Single run: Perform a single run of your experiment as quickly as possible. Observe how long it takes (on your hardware) to get some learning behaviour.

Note: Your code does not need to be polished yet, or you could alternatively run public code of a comparable method on a similar task. You just want a time estimate to judge whether the task is feasible.

Multiply: You need to tune hyperparameters, and you will need to run repetitions of your experiment.

Therefore, as a rule of thumb, multiply the runtime of your single experiment with ~30-50x to get your total expected time for your experiment.

You for example plan to tune at least two hyperparameter (e.g., learning rate & exploration parameter) over 3 possible values, and you repeat each experiment 5 times. This already requires 3 x 3 x 5 = 45 repetitions.

Example:

A single experiment shows learning progress after 4 hours.

Your expect your total runtime will be ~200 hours for this experiment.

You cannot run this experiment on your own laptop, so you look into third-party compute resources (see below).

## Computational resources

Quite soon your experiments become infeasible to run on your own device. There are several third-party options:

University compute cluster: Usually your university has a compute cluster, to which you may have acccess.

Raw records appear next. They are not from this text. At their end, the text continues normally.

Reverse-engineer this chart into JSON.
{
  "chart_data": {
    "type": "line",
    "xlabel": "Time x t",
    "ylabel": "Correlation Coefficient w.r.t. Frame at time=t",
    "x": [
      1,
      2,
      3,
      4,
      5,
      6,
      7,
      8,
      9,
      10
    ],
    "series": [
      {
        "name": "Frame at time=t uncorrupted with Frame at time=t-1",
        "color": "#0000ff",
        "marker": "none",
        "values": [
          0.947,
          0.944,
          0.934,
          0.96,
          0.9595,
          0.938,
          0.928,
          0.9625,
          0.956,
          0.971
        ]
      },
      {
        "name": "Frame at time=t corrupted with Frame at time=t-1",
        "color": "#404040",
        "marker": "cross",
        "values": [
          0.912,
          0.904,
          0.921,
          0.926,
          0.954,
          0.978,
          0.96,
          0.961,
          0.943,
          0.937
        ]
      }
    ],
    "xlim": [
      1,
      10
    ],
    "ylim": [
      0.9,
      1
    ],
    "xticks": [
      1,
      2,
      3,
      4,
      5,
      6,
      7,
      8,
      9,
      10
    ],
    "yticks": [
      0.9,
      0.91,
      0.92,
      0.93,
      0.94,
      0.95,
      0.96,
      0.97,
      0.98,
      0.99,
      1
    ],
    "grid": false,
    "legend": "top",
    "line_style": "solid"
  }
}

National computer cluster: Sometimes there are also national resources available for all students.

In the Netherlands, this is offered by Surf, which for example includes the Lisa and Snellius compute clusters. You need to write a project proposal to get access (mostly intended for PhDs).

Commercial compute resources: Companies also offer cloud computing resources. As a student, you often get your first credits for free.

Google Colab allows for computation your browser, with free access to GPUs

Google Cloud and AWS are two popular cloud compute options with a free student start budget.

These companies usually also have dedicated academic research grants for students, for which you can apply (Example).